37 nouvelles secousses, la plus forte de magnitude 2,7, ont frappé dans la nuit de mercredi à jeudi l’Émilie-Romagne (nord-est), touchée en dix jours par deux violents séismes qui ont fait au total 23 morts, entretenant l’angoisse chez les 14 000 déplacés. Alors que les habitants sont encore sous le choc du tremblement de terre de mardi matin, qui a fait 17 morts dans la région de Modène, la terre ne cesse de trembler : depuis le 20 mai, date du premier séisme, la zone a été frappée par un millier de répliques ou secousses qui font craindre aux spécialistes l’ouverture d’une nouvelle faille.
À 4 h 16 locales (2 h 16 GMT), la plus forte secousse de la nuit, de magnitude 2,7, a été ressentie dans la province de Mantoue, à une profondeur de 10 km. Mais jeudi matin, une autre secousse plus forte, de magnitude 3,6, a encore frappé près de Finale Emilia, une commune ravagée par le séisme du 20 mai. Ces multiples secousses entretiennent l’angoisse chez les 14 000 personnes privées d’un toit dans la région, soit parce que leur habitation a été endommagée soit parce qu’elles craignent de revenir chez elles. Le conseil des géologues italiens a rappelé que "les séismes sont totalement imprévisibles" et a recommandé tout d’abord une révision des cartes italiennes sur le risque sismique.
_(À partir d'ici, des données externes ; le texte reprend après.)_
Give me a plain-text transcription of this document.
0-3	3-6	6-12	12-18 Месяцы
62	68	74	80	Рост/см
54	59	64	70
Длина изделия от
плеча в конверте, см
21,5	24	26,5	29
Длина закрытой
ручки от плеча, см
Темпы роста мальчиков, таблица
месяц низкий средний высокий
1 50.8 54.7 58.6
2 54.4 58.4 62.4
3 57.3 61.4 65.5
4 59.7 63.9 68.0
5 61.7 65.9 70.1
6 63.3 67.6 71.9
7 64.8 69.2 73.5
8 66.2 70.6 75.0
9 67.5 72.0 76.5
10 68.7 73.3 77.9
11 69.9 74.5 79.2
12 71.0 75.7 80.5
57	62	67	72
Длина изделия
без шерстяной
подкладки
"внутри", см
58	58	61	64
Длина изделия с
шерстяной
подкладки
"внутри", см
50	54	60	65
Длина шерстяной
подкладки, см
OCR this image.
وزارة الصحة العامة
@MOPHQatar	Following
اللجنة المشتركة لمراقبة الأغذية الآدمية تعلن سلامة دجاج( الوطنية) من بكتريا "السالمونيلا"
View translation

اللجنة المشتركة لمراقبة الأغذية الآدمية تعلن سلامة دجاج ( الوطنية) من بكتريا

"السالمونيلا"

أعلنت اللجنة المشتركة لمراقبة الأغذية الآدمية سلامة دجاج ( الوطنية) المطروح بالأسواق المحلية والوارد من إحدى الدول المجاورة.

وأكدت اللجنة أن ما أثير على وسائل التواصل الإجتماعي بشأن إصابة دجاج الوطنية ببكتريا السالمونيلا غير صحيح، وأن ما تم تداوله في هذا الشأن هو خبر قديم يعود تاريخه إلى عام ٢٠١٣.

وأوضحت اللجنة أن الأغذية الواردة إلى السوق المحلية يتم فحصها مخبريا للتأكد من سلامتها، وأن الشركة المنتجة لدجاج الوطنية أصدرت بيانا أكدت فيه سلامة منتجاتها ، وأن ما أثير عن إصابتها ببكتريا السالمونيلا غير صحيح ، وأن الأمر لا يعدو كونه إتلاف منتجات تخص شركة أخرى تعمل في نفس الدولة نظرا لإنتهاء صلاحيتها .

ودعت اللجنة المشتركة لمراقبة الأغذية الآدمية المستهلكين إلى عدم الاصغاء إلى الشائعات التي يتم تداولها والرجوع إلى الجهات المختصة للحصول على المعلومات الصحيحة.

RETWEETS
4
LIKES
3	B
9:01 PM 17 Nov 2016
Plusieurs entrepreneurs ont en effet souligné que la zone de Modène était jusqu’à présent classée comme peu sismique, répondant à certaines critiques sur la fragilité des bâtiments industriels qui se sont écroulés. La majorité des victimes des deux séismes – 17 sur 23 – ont été tuées alors qu’elles étaient au travail. Parmi elles, dix ouvriers, italiens ou immigrés (indiens, marocains, chinois…). Le parquet de Modène avait annoncé mercredi l’ouverture d’une enquête à ce sujet.